Published online Jun 15, 2025. doi: 10.4239/wjd.v16.i6.105592
Revised: March 27, 2025
Accepted: May 14, 2025
Published online: June 15, 2025
Processing time: 136 Days and 2.9 Hours
Diabetic peripheral neuropathy (DPN) is the most prevalent complication of type 2 diabetes mellitus (T2DM). Due to a lack of specific biomarkers, the early diagnosis of this disorder is limited.
To identify and validate serum amino acids that could discriminate T2DM patients with DPN from those without DPN.
T2DM patients with DPN, T2DM patients without DPN, and healthy controls were recruited for this study. The participants comprised two nonoverlapping cohorts: A training cohort (DPN = 84 participants, T2DM = 82 participants, normal = 50 participants) and a validation cohort (DPN = 112 participants, T2DM = 93 participants, normal = 58 participants). A prediction model of the ability of serum amino acids to distinguish DPN from T2DM was established using a logistic regression model, and area under the curve (AUC) analysis was used to evaluate the diagnostic ability of the model. In addition, the serum amino acid levels of 13 DPN patients were also detected before treatment and after 3 months of treatment.
A clinical detection method for the diagnosis of DPN based on a biomarker panel of three serum amino acids and diabetes duration was developed. The diagnostic model demonstrated AUC values of 0.805 (95%CI: 0.739-0.871) and 0.810 (95%CI: 0.750-0.870) in the training and verification cohorts, respectively. In the identification of T2DM patients and normal controls, the AUC values were 0.891 (95%CI: 0.836-0.945) and 0.883 (95%CI: 0.832-0.934) in the training and validation cohorts, respectively.
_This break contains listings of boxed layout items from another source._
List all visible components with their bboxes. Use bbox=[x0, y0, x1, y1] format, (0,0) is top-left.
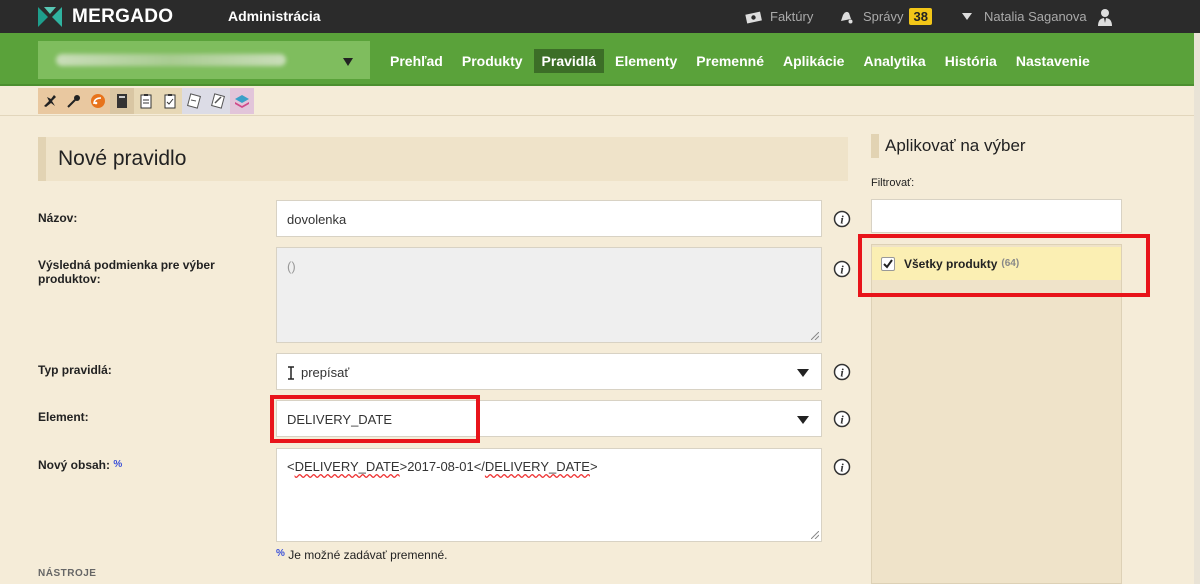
nav-products[interactable]: Produkty bbox=[454, 49, 531, 73]
condition-textarea[interactable]: () bbox=[276, 247, 822, 343]
rules-toolbar bbox=[38, 88, 254, 114]
main-navigation-bar: Prehľad Produkty Pravidlá Elementy Preme… bbox=[0, 33, 1200, 86]
gear-wrench-icon[interactable] bbox=[38, 88, 62, 114]
page-title: Nové pravidlo bbox=[58, 147, 187, 170]
brand-name: MERGADO bbox=[72, 6, 174, 27]
layers-icon[interactable] bbox=[230, 88, 254, 114]
nav-elements[interactable]: Elementy bbox=[607, 49, 685, 73]
name-label: Názov: bbox=[38, 211, 78, 225]
new-content-value: <DELIVERY_DATE>2017-08-01</DELIVERY_DATE… bbox=[287, 459, 598, 474]
info-icon[interactable]: i bbox=[833, 260, 851, 278]
clipboard-icon[interactable] bbox=[134, 88, 158, 114]
condition-value: () bbox=[287, 259, 296, 274]
chevron-down-icon bbox=[962, 13, 972, 20]
scrollbar[interactable] bbox=[1194, 33, 1200, 584]
section-title[interactable]: Administrácia bbox=[228, 8, 321, 24]
money-icon bbox=[745, 11, 762, 24]
variables-hint: % Je možné zadávať premenné. bbox=[276, 548, 448, 562]
condition-label: Výsledná podmienka pre výber produktov: bbox=[38, 258, 215, 286]
type-select-value: prepísať bbox=[301, 365, 350, 380]
nav-tabs: Prehľad Produkty Pravidlá Elementy Preme… bbox=[382, 49, 1101, 73]
nav-rules[interactable]: Pravidlá bbox=[533, 49, 605, 73]
toolbar-divider bbox=[0, 115, 1200, 116]
book-icon[interactable] bbox=[110, 88, 134, 114]
clipboard-check-icon[interactable] bbox=[158, 88, 182, 114]
nav-history[interactable]: História bbox=[937, 49, 1005, 73]
mergado-logo-icon bbox=[38, 7, 62, 27]
note-pencil-icon[interactable] bbox=[206, 88, 230, 114]
bell-icon bbox=[841, 11, 853, 23]
top-bar: MERGADO Administrácia Faktúry Správy 38 … bbox=[0, 0, 1200, 33]
content-label-text: Nový obsah: bbox=[38, 458, 111, 472]
filter-label: Filtrovať: bbox=[871, 177, 915, 189]
element-label: Element: bbox=[38, 410, 89, 424]
name-input-value: dovolenka bbox=[287, 212, 347, 227]
info-icon[interactable]: i bbox=[833, 458, 851, 476]
apply-panel-title: Aplikovať na výber bbox=[885, 136, 1026, 155]
messages-label: Správy bbox=[863, 9, 904, 24]
variable-percent-icon: % bbox=[113, 459, 123, 470]
nav-apps[interactable]: Aplikácie bbox=[775, 49, 852, 73]
shop-selector[interactable] bbox=[38, 41, 370, 79]
user-avatar-icon bbox=[1097, 8, 1112, 26]
nav-settings[interactable]: Nastavenie bbox=[1008, 49, 1098, 73]
type-label: Typ pravidlá: bbox=[38, 363, 112, 377]
user-name: Natalia Saganova bbox=[984, 9, 1087, 24]
invoices-label: Faktúry bbox=[770, 9, 814, 24]
nav-analytics[interactable]: Analytika bbox=[855, 49, 933, 73]
info-icon[interactable]: i bbox=[833, 210, 851, 228]
caret-down-icon bbox=[343, 58, 353, 66]
type-select[interactable]: prepísať bbox=[276, 353, 822, 390]
mergado-logo[interactable]: MERGADO bbox=[38, 6, 173, 28]
name-input[interactable]: dovolenka bbox=[276, 200, 822, 237]
variable-percent-icon: % bbox=[276, 548, 285, 559]
invoices-link[interactable]: Faktúry bbox=[745, 0, 813, 33]
content-label: Nový obsah: % bbox=[38, 458, 122, 472]
shop-selector-value bbox=[56, 54, 286, 66]
nav-variables[interactable]: Premenné bbox=[688, 49, 772, 73]
messages-link[interactable]: Správy 38 bbox=[838, 0, 932, 33]
info-icon[interactable]: i bbox=[833, 410, 851, 428]
key-icon[interactable] bbox=[62, 88, 86, 114]
filter-input[interactable] bbox=[871, 199, 1122, 233]
highlight-all-products bbox=[858, 234, 1150, 297]
resize-handle-icon[interactable] bbox=[811, 332, 819, 340]
page-header: Nové pravidlo bbox=[38, 137, 848, 181]
messages-count-badge: 38 bbox=[909, 8, 932, 25]
rss-icon[interactable] bbox=[86, 88, 110, 114]
caret-down-icon bbox=[797, 416, 809, 424]
highlight-element-field bbox=[270, 395, 480, 443]
apply-panel-header: Aplikovať na výber bbox=[871, 134, 1151, 158]
tools-section-label: NÁSTROJE bbox=[38, 568, 97, 579]
user-menu[interactable]: Natalia Saganova bbox=[962, 0, 1113, 33]
nav-overview[interactable]: Prehľad bbox=[382, 49, 451, 73]
info-icon[interactable]: i bbox=[833, 363, 851, 381]
caret-down-icon bbox=[797, 369, 809, 377]
overwrite-icon bbox=[288, 365, 294, 380]
variables-hint-text: Je možné zadávať premenné. bbox=[288, 548, 448, 562]
resize-handle-icon[interactable] bbox=[811, 531, 819, 539]
note-icon[interactable] bbox=[182, 88, 206, 114]
new-content-textarea[interactable]: <DELIVERY_DATE>2017-08-01</DELIVERY_DATE… bbox=[276, 448, 822, 542]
Arginine and tyrosine levels were increased after treatment, whereas aspartic acid levels were decreased after treatment.
This study successfully identified and validated the metabolomic significance of arginine, tyrosine, and glutamic acid as potential biomarkers for diagnosing DPN. These findings are particularly valuable, as they establish a foundational step toward developing the first routine laboratory test for DPN. Moreover, the diagnostic model that was constructed in this study effectively distinguishes DPN patients from those with T2DM without neuropathy, thereby potentially facilitating early diagnosis and intervention.
Core Tip: This study involves the most extensive identification of serum amino acids as biomarkers for the detection of diabetic peripheral neuropathy (DPN), including the use of both training and validation cohorts. This is the first study demonstrating that a signature consisting of 3 serum amino acids (arginine, tyrosine, and glutamic acid) and diabetes duration can successfully distinguish DPN from type 2 diabetes mellitus with acceptable accuracy. Thirteen DPN patients received treatment in our department, and their clinical symptoms were relieved; moreover, their serum arginine and tyrosine levels were significantly increased, which may reflect the reliability of our model. These findings may provide potential therapeutic targets for the diagnosis and treatment of DPN.